Watching buff young Springbok water polo
players splashing in the water, can you think of a nicer way to spend a
Saturday morning? All those wet, ripped six pack abs neatly packaged in lycra. Could
this be heaven?
Now, how can we ruin this blissful image?
Oh yeah. Make me put on my bikini and force me
to swim.
I don’t care if my son will drown without
me to prop him up.
I don’t care of the school needs me to cough up the cash to
pay for the water polo pool.
Nothing, nothing will make me endure the
humiliation of stripping down and flailing around in sub-zero water in front of
the Springbok water polo team. Nothing.
I may work in advertising, but I do
have some pride.
While we’re on the subject, would it kill
the school, would it scar my son’s educational development if just one weekend,
one lousy weekend, we didn’t have to go to a sports match, a craft market, a
workshop or a pom-pom cheerleader event?
The school wants him to play hockey. He is crap at hockey. There’s a
reason both he and I played the same position – left back. It’s because that’s
where they stick the people who can’t play hockey. We’re better suited to
playing hookey. He can’t do both because, low and behold, Saturday is a school
day. The same goes for the horse riding and the rock climbing and all the
non-team sports my kids are good at.
From a purely selfish stand point, I’d like
a Saturday where I can get up late, go for brunch, do some shopping, have my
hair done and sip sundowners. It’s not asking much. My mom worked Saturday
mornings when I was little. My dad and I would sneak past my nanny (she’d force
us to eat 3 hour old fossilised scrambled egg) and go to Stephanie’s for
breakfast. Then we’d pop over to AD Spitz for shoes and a quick browse through
the bookshop. It was heaven. No doing that now. No, we’ve got to be in two
places at once at 07:30am for sports. None of this namby-pamby family bonding
stuff.
As for the day of rest – the day of what?
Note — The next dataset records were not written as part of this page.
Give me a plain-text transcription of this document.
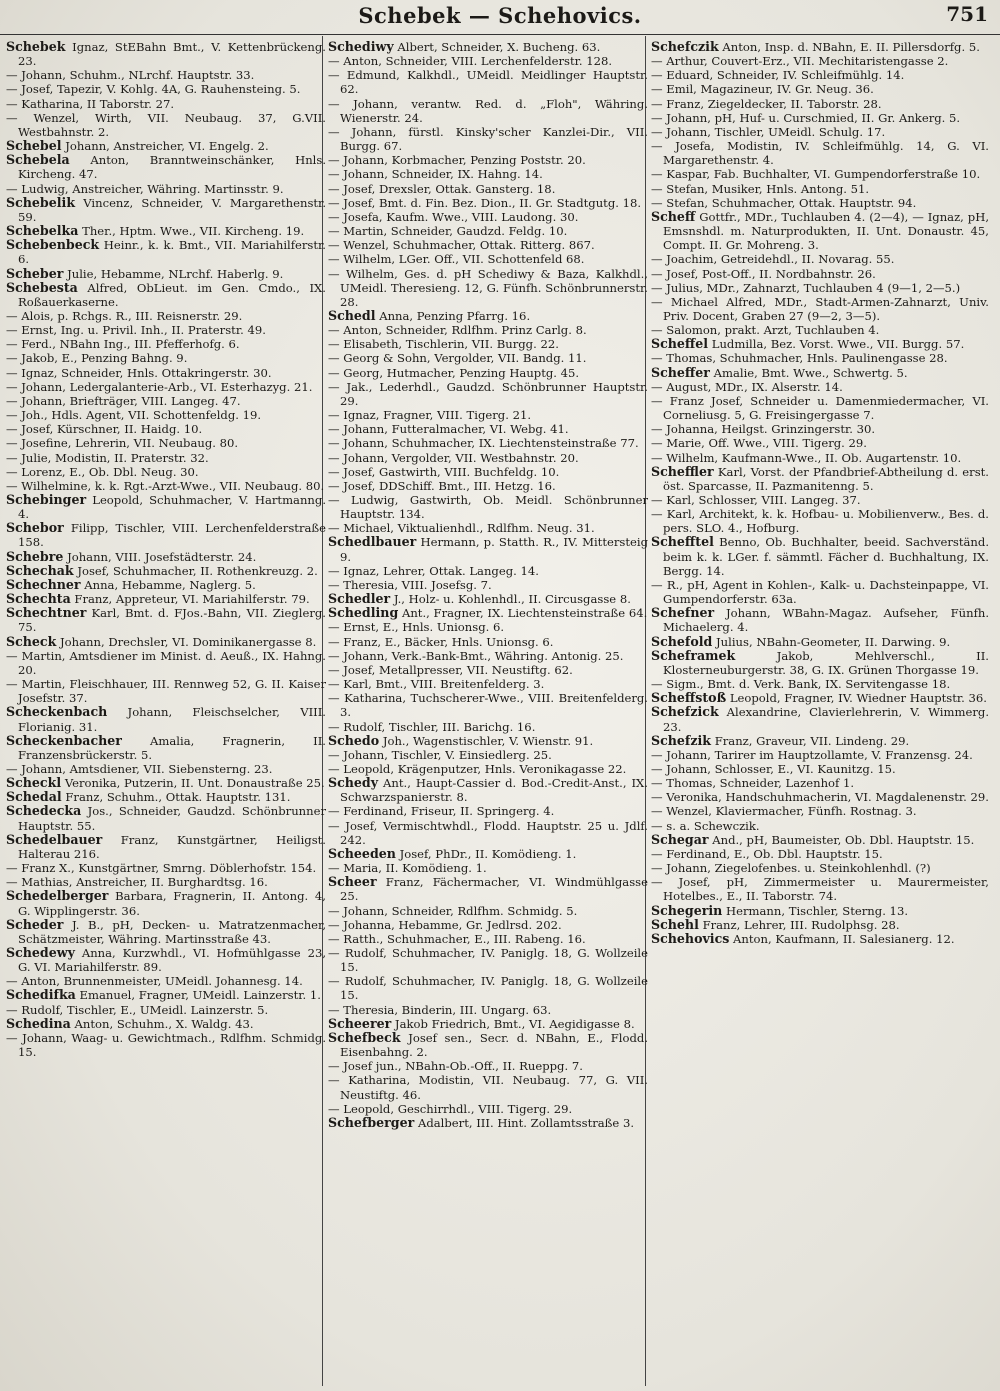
Schebek — Schehovics.	751

Schebek Ignaz, StEBahn Bmt., V. Kettenbrückeng. 23.

— Johann, Schuhm., NLrchf. Hauptstr. 33.

— Josef, Tapezir, V. Kohlg. 4A, G. Rauhensteing. 5.

— Katharina, II Taborstr. 27.

— Wenzel, Wirth, VII. Neubaug. 37, G.VII. Westbahnstr. 2.

Schebel Johann, Anstreicher, VI. Engelg. 2.

Schebela Anton, Branntweinschänker, Hnls. Kircheng. 47.

— Ludwig, Anstreicher, Währing. Martinsstr. 9.

Schebelik Vincenz, Schneider, V. Margarethenstr. 59.

Schebelka Ther., Hptm. Wwe., VII. Kircheng. 19.

Schebenbeck Heinr., k. k. Bmt., VII. Mariahilferstr. 6.

Scheber Julie, Hebamme, NLrchf. Haberlg. 9.

Schebesta Alfred, ObLieut. im Gen. Cmdo., IX. Roßauerkaserne.

— Alois, p. Rchgs. R., III. Reisnerstr. 29.

— Ernst, Ing. u. Privil. Inh., II. Praterstr. 49.

— Ferd., NBahn Ing., III. Pfefferhofg. 6.

— Jakob, E., Penzing Bahng. 9.

— Ignaz, Schneider, Hnls. Ottakringerstr. 30.

— Johann, Ledergalanterie-Arb., VI. Esterhazyg. 21.

— Johann, Briefträger, VIII. Langeg. 47.

— Joh., Hdls. Agent, VII. Schottenfeldg. 19.

— Josef, Kürschner, II. Haidg. 10.

— Josefine, Lehrerin, VII. Neubaug. 80.

— Julie, Modistin, II. Praterstr. 32.

— Lorenz, E., Ob. Dbl. Neug. 30.

— Wilhelmine, k. k. Rgt.-Arzt-Wwe., VII. Neubaug. 80.

Schebinger Leopold, Schuhmacher, V. Hartmanng. 4.

Schebor Filipp, Tischler, VIII. Lerchenfelderstraße 158.

Schebre Johann, VIII. Josefstädterstr. 24.

Schechak Josef, Schuhmacher, II. Rothenkreuzg. 2.

Schechner Anna, Hebamme, Naglerg. 5.

Schechta Franz, Appreteur, VI. Mariahilferstr. 79.

Schechtner Karl, Bmt. d. FJos.-Bahn, VII. Zieglerg. 75.

Scheck Johann, Drechsler, VI. Dominikanergasse 8.

— Martin, Amtsdiener im Minist. d. Aeuß., IX. Hahng. 20.

— Martin, Fleischhauer, III. Rennweg 52, G. II. Kaiser Josefstr. 37.

Scheckenbach Johann, Fleischselcher, VIII. Florianig. 31.

Scheckenbacher Amalia, Fragnerin, II. Franzensbrückerstr. 5.

— Johann, Amtsdiener, VII. Siebensterng. 23.

Scheckl Veronika, Putzerin, II. Unt. Donaustraße 25.

Schedal Franz, Schuhm., Ottak. Hauptstr. 131.

Schedecka Jos., Schneider, Gaudzd. Schönbrunner Hauptstr. 55.

Schedelbauer Franz, Kunstgärtner, Heiligst. Halterau 216.

— Franz X., Kunstgärtner, Smrng. Döblerhofstr. 154.

— Mathias, Anstreicher, II. Burghardtsg. 16.

Schedelberger Barbara, Fragnerin, II. Antong. 4, G. Wipplingerstr. 36.

Scheder J. B., pH, Decken- u. Matratzenmacher, Schätzmeister, Währing. Martinsstraße 43.

Schedewy Anna, Kurzwhdl., VI. Hofmühlgasse 23, G. VI. Mariahilferstr. 89.

— Anton, Brunnenmeister, UMeidl. Johannesg. 14.

Schedifka Emanuel, Fragner, UMeidl. Lainzerstr. 1.

— Rudolf, Tischler, E., UMeidl. Lainzerstr. 5.

Schedina Anton, Schuhm., X. Waldg. 43.

— Johann, Waag- u. Gewichtmach., Rdlfhm. Schmidg. 15.

Schediwy Albert, Schneider, X. Bucheng. 63.

— Anton, Schneider, VIII. Lerchenfelderstr. 128.

— Edmund, Kalkhdl., UMeidl. Meidlinger Hauptstr. 62.

— Johann, verantw. Red. d. „Floh", Währing. Wienerstr. 24.

— Johann, fürstl. Kinsky'scher Kanzlei-Dir., VII. Burgg. 67.

— Johann, Korbmacher, Penzing Poststr. 20.

— Johann, Schneider, IX. Hahng. 14.

— Josef, Drexsler, Ottak. Gansterg. 18.

— Josef, Bmt. d. Fin. Bez. Dion., II. Gr. Stadtgutg. 18.

— Josefa, Kaufm. Wwe., VIII. Laudong. 30.

— Martin, Schneider, Gaudzd. Feldg. 10.

— Wenzel, Schuhmacher, Ottak. Ritterg. 867.

— Wilhelm, LGer. Off., VII. Schottenfeld 68.

— Wilhelm, Ges. d. pH Schediwy & Baza, Kalkhdl., UMeidl. Theresieng. 12, G. Fünfh. Schönbrunnerstr. 28.

Schedl Anna, Penzing Pfarrg. 16.

— Anton, Schneider, Rdlfhm. Prinz Carlg. 8.

— Elisabeth, Tischlerin, VII. Burgg. 22.

— Georg & Sohn, Vergolder, VII. Bandg. 11.

— Georg, Hutmacher, Penzing Hauptg. 45.

— Jak., Lederhdl., Gaudzd. Schönbrunner Hauptstr. 29.

— Ignaz, Fragner, VIII. Tigerg. 21.

— Johann, Futteralmacher, VI. Webg. 41.

— Johann, Schuhmacher, IX. Liechtensteinstraße 77.

— Johann, Vergolder, VII. Westbahnstr. 20.

— Josef, Gastwirth, VIII. Buchfeldg. 10.

— Josef, DDSchiff. Bmt., III. Hetzg. 16.

— Ludwig, Gastwirth, Ob. Meidl. Schönbrunner Hauptstr. 134.

— Michael, Viktualienhdl., Rdlfhm. Neug. 31.

Schedlbauer Hermann, p. Statth. R., IV. Mittersteig 9.

— Ignaz, Lehrer, Ottak. Langeg. 14.

— Theresia, VIII. Josefsg. 7.

Schedler J., Holz- u. Kohlenhdl., II. Circusgasse 8.

Schedling Ant., Fragner, IX. Liechtensteinstraße 64.

— Ernst, E., Hnls. Unionsg. 6.

— Franz, E., Bäcker, Hnls. Unionsg. 6.

— Johann, Verk.-Bank-Bmt., Währing. Antonig. 25.

— Josef, Metallpresser, VII. Neustiftg. 62.

— Karl, Bmt., VIII. Breitenfelderg. 3.

— Katharina, Tuchscherer-Wwe., VIII. Breitenfelderg. 3.

— Rudolf, Tischler, III. Barichg. 16.

Schedo Joh., Wagenstischler, V. Wienstr. 91.

— Johann, Tischler, V. Einsiedlerg. 25.

— Leopold, Krägenputzer, Hnls. Veronikagasse 22.

Schedy Ant., Haupt-Cassier d. Bod.-Credit-Anst., IX. Schwarzspanierstr. 8.

— Ferdinand, Friseur, II. Springerg. 4.

— Josef, Vermischtwhdl., Flodd. Hauptstr. 25 u. Jdlf. 242.

Scheeden Josef, PhDr., II. Komödieng. 1.

— Maria, II. Komödieng. 1.

Scheer Franz, Fächermacher, VI. Windmühlgasse 25.

— Johann, Schneider, Rdlfhm. Schmidg. 5.

— Johanna, Hebamme, Gr. Jedlrsd. 202.

— Ratth., Schuhmacher, E., III. Rabeng. 16.

— Rudolf, Schuhmacher, IV. Paniglg. 18, G. Wollzeile 15.

— Rudolf, Schuhmacher, IV. Paniglg. 18, G. Wollzeile 15.

— Theresia, Binderin, III. Ungarg. 63.

Scheerer Jakob Friedrich, Bmt., VI. Aegidigasse 8.

Schefbeck Josef sen., Secr. d. NBahn, E., Flodd. Eisenbahng. 2.

— Josef jun., NBahn-Ob.-Off., II. Rueppg. 7.

— Katharina, Modistin, VII. Neubaug. 77, G. VII. Neustiftg. 46.

— Leopold, Geschirrhdl., VIII. Tigerg. 29.

Schefberger Adalbert, III. Hint. Zollamtsstraße 3.

Schefczik Anton, Insp. d. NBahn, E. II. Pillersdorfg. 5.

— Arthur, Couvert-Erz., VII. Mechitaristengasse 2.

— Eduard, Schneider, IV. Schleifmühlg. 14.

— Emil, Magazineur, IV. Gr. Neug. 36.

— Franz, Ziegeldecker, II. Taborstr. 28.

— Johann, pH, Huf- u. Curschmied, II. Gr. Ankerg. 5.

— Johann, Tischler, UMeidl. Schulg. 17.

— Josefa, Modistin, IV. Schleifmühlg. 14, G. VI. Margarethenstr. 4.

— Kaspar, Fab. Buchhalter, VI. Gumpendorferstraße 10.

— Stefan, Musiker, Hnls. Antong. 51.

— Stefan, Schuhmacher, Ottak. Hauptstr. 94.

Scheff Gottfr., MDr., Tuchlauben 4. (2—4), — Ignaz, pH, Emsnshdl. m. Naturprodukten, II. Unt. Donaustr. 45, Compt. II. Gr. Mohreng. 3.

— Joachim, Getreidehdl., II. Novarag. 55.

— Josef, Post-Off., II. Nordbahnstr. 26.

— Julius, MDr., Zahnarzt, Tuchlauben 4 (9—1, 2—5.)

— Michael Alfred, MDr., Stadt-Armen-Zahnarzt, Univ. Priv. Docent, Graben 27 (9—2, 3—5).

— Salomon, prakt. Arzt, Tuchlauben 4.

Scheffel Ludmilla, Bez. Vorst. Wwe., VII. Burgg. 57.

— Thomas, Schuhmacher, Hnls. Paulinengasse 28.

Scheffer Amalie, Bmt. Wwe., Schwertg. 5.

— August, MDr., IX. Alserstr. 14.

— Franz Josef, Schneider u. Damenmiedermacher, VI. Corneliusg. 5, G. Freisingergasse 7.

— Johanna, Heilgst. Grinzingerstr. 30.

— Marie, Off. Wwe., VIII. Tigerg. 29.

— Wilhelm, Kaufmann-Wwe., II. Ob. Augartenstr. 10.

Scheffler Karl, Vorst. der Pfandbrief-Abtheilung d. erst. öst. Sparcasse, II. Pazmanitenng. 5.

— Karl, Schlosser, VIII. Langeg. 37.

— Karl, Architekt, k. k. Hofbau- u. Mobilienverw., Bes. d. pers. SLO. 4., Hofburg.

Schefftel Benno, Ob. Buchhalter, beeid. Sachverständ. beim k. k. LGer. f. sämmtl. Fächer d. Buchhaltung, IX. Bergg. 14.

— R., pH, Agent in Kohlen-, Kalk- u. Dachsteinpappe, VI. Gumpendorferstr. 63a.

Schefner Johann, WBahn-Magaz. Aufseher, Fünfh. Michaelerg. 4.

Schefold Julius, NBahn-Geometer, II. Darwing. 9.

Scheframek	Jakob, Mehlverschl., II. Klosterneuburgerstr. 38, G. IX. Grünen Thorgasse 19.

— Sigm., Bmt. d. Verk. Bank, IX. Servitengasse 18.

Scheffstoß Leopold, Fragner, IV. Wiedner Hauptstr. 36.

Schefzick Alexandrine, Clavierlehrerin, V. Wimmerg. 23.

Schefzik Franz, Graveur, VII. Lindeng. 29.

— Johann, Tarirer im Hauptzollamte, V. Franzensg. 24.

— Johann, Schlosser, E., VI. Kaunitzg. 15.

— Thomas, Schneider, Lazenhof 1.

— Veronika, Handschuhmacherin, VI. Magdalenenstr. 29.

— Wenzel, Klaviermacher, Fünfh. Rostnag. 3.

— s. a. Schewczik.

Schegar And., pH, Baumeister, Ob. Dbl. Hauptstr. 15.

— Ferdinand, E., Ob. Dbl. Hauptstr. 15.

— Johann, Ziegelofenbes. u. Steinkohlenhdl. (?)

— Josef, pH, Zimmermeister u. Maurermeister, Hotelbes., E., II. Taborstr. 74.

Schegerin Hermann, Tischler, Sterng. 13.

Schehl Franz, Lehrer, III. Rudolphsg. 28.

Schehovics Anton, Kaufmann, II. Salesianerg. 12.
Homework. That’s what we do on Sundays. Everyone keeps going about how much TV
kids watch and too many computer games. I don't where these children find the time. I don’t why I bothered to buy the
Nintendo Wii or the Playstation. No-one has more than 10 minutes to spend on them.
So, I’m cool with Small boy aged 9 eking out an hour on Sunday to kill evil
aliens.
We tried church on Sunday for a bit.
It was
a disaster. There we were kneeling on those lumpy cassocks at the
communion
rail. The priest stood before me, my son knelt beside me. It was a
deeply
spiritual moment.
“The blood of Christ,” the priest intoned.
“Oh gross!” exclaimed my son, “You’re not
going to drink some dead guy’s blood are you?”
The silence was overwhelming, broken only
by father’s guffaws of laughter.
I was not going to be defeated in my quest
for spiritual sustenance for my offspring. So, I tried again.
“Today,” droned the priest, “The reading is
from the Gospel of Luke.”
“Not a chance!” exclaimed my son standing
up.
“No,” he said, “You are not. You read from
Luke last week and the week before. This week you read from James!”
“Yes!” shouted several other small Jameses
in the audience.
The poor priest was floored. He read from
James though. After that debacle my mother gently suggested that perhaps I
should educate them on pagan tradition instead.
Of course, they get it from me.
As a child
I hated asparagus. I still do. I equated it with all things evil. Therefore
when the teacher asked who betrayed Jesus I raised my hand.
She was surprised.
I never raised my hand.
Teacher: “Yes?”
Me: “Judas Asparagus!”
It takes a lifetime to live that sort of
thing down.
As a working mother, I am locked in
the
battle with the spectre of the ideal stay-at-home mom. I know she isn’t
real,
but it doesn’t seem to help. A stay-at-home mom laughingly introduced to
me to
another working mother last week. The SAH mom thought it hysterical that
we
working mums kill ourselves baking for birthday rings and overcompensate
for
everything. She couldn’t believe that we traipse out at the crack of
dawn to
watch interminable cricket matches. She just drops her lot off and picks
them
up later.
The other working mum had fallen into the trap when
her son was 3. He chose hedgehog cupcakes. These were a nightmare to make
involving a lot of Cadbury Flake. Three ruined batches later, his mother
finally had something resembling the picture.
“Thank God,” she sighed, “I’ll
never have to do this again.”
Her son is now 13 and every year he requests the
hedgehogs.
If there is anything in her life she regrets it was agreeing to them
the first time.
The SAH mom buys hers from Woolies.
There’s a lesson in there
somewhere if I can just find the time to learn it.